Jurisdiction (from Latin juris 'law' + dictio 'declaration') is the legal term for the authority granted to a legal entity to enact justice. Colloquially it is used to refer to the geographical area (situs: location of the issue. In federations like the United States, areas of jurisdiction apply to local, state, and federal levels.
Jurisdiction draws its substance from international law, conflict of laws, constitutional law, and the powers of the executive and legislative branches of government to allocate resources to best serve the needs of society.
Generally, international laws and treaties provide agreements which nations agree to be bound to. Such agreements are not always established or maintained. The exercise of extraterritorial jurisdiction by three principles outlined in the UN charter. These are equality of states, territorial sovereignty and non-intervention. This raises the question of when can many states prescribe or enforce jurisdiction. The Lotus case establishes two key rules to the prescription and enforcement of jurisdiction. The case outlines that jurisdiction is territorial and that a state may not exercise its jurisdiction in the territory of another state unless there is a rule that permits this. On that same note, states enjoy a wide measure of discretion to prescribe jurisdiction over persons, property and acts within their own territory unless there was a rule that prohibits this.
Supranational organizations provide mechanisms whereby disputes between nations may be resolved through arbitration or mediation. When a country is recognized as de jure, it is an acknowledgment by the other de jure nations that the country has sovereignty and the right to exist.
However, it is often at the discretion of each nation whether to co-operate or participate. If a nation does agree to participate in activities of the supranational bodies and accept decisions, the nation is giving up its sovereign authority and thereby allocating power to these bodies..

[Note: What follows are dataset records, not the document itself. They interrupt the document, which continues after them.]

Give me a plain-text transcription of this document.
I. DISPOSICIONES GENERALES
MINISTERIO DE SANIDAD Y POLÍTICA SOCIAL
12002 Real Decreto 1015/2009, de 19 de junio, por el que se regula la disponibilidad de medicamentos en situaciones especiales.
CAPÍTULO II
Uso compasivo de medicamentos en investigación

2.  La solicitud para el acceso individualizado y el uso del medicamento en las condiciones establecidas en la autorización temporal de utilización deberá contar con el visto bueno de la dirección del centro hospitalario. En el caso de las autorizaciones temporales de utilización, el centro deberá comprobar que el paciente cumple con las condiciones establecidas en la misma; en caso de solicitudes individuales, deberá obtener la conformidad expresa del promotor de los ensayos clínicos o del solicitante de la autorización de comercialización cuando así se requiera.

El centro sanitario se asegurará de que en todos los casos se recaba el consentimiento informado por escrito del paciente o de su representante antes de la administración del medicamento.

Insofar as these bodies or nominated individuals may resolve disputes through judicial or quasi-judicial means, or promote treaty obligations in the nature of laws, the power ceded to these bodies cumulatively represents its own jurisdiction. But no matter how powerful each body may appear to be, the extent to which any of their judgments may be enforced, or proposed treaties and conventions may become, or remain, effective within the territorial boundaries of each nation is a political matter under the sovereign control each nation.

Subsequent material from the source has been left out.